When Microsoft AD is selected from the Server Type list, the default value Yes automatically populates the Real-Time AuthN field. The value cannot be changed.

Figure 14 Adding an LDAP server

5. Click OK.

The new LDAP server named Windows AD is displayed in the LDAP server list, as shown in Figure 15.

Figure 15 Viewing the added LDAP server

6. Click Test to test the connectivity between IMC and the LDAP server.

The test result opens on the top upper right of the page, as shown in Figure 16.

Figure 16 Viewing the testing result

Configuring a synchronization policy for the LDAP server

1. Click the User tab.

2. From the navigation tree, select User Access Policy > LDAP Service > Sync Policy.

The Sync Policy page opens, as shown in Figure 17.

Figure 17 Accessing the Sync Policy page

3. Click Add on top of the synchronization policy list.

4. On the Add Sync Policy page, configure the following parameters, as shown in Figure 18:

a. Enter Windows AD Sync Policy in the Policy Name field.

b. Select Windows AD from the Server Name list.

c. Enter the absolute subdirectory path where user data is stored on the LDAP server in the Sub-Base DN field. The sub-base DN must be the base DN itself or its subset. This example uses dc=xin,dc=h3c. UAM synchronizes only the user data under the specified subdirectory from the server.

d. Use the default values for other parameters.

Figure 18 Adding a synchronization policy

5. Click Next.

6. On the Add Sync Policy page, configure the following parameters, as shown in Figure 19:

a. In the Access Information area, enter iMC123 in the Password field. By default, the password is not synchronized from the LDAP server.

b. In the Access Service area, select the service named LDAP User Access Service.

c. Use the default values for other parameters.

Figure 19 Configuring policy information

7. Click Finish.

The new synchronization policy named Windows AD Sync Policy is displayed in the synchronization policy list, as shown in Figure 20.

Figure 20 Viewing the new synchronization policy

Synchronizing user data from the LDAP server

1. Click the User tab.

2. From the navigation tree, select User Access Policy > LDAP Service > Sync Policy.

The Sync Policy page opens, as shown in Figure 21.

Figure 21 Accessing the Sync Policy page

3. Click Synchronize for the policy named Windows AD Sync Policy.

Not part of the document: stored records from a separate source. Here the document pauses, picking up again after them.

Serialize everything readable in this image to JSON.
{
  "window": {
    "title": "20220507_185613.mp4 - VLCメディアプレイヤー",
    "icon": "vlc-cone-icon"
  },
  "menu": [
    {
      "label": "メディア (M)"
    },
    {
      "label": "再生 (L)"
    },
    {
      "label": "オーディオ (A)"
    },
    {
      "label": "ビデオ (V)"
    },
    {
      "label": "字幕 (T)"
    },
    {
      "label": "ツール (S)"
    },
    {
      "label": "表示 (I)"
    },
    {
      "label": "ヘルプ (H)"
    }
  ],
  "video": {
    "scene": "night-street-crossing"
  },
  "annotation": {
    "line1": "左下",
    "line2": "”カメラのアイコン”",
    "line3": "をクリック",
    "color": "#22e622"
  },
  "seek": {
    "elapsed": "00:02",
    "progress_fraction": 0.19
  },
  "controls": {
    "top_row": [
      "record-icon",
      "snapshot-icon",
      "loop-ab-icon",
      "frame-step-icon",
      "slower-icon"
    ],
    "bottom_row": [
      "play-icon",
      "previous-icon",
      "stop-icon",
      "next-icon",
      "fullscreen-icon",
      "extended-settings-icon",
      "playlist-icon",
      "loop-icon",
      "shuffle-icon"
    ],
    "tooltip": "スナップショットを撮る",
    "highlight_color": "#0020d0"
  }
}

UAM starts to synchronize user data from the LDAP server and displays the synchronization result, as shown in Figure 22.

Figure 22 Viewing the LDAP user synchronization result

4. From the navigation tree, select Access User > All Access Users.

The synchronized LDAP users appear in the access user list, as shown in Figure 23.

Figure 23 Viewing the synchronized LDAP users

Configuring the switch

1. Configure a RADIUS scheme.

# Create a RADIUS scheme named zzpermit.

<H3C>system-view

System View: return to User View with Ctrl+Z.

[H3C] radius scheme zzpermit

New Radius scheme

# Configure UAM as the primary RADIUS authentication and accounting servers in the scheme. Set the RADIUS authentication port to 1812 and accounting port to 1813.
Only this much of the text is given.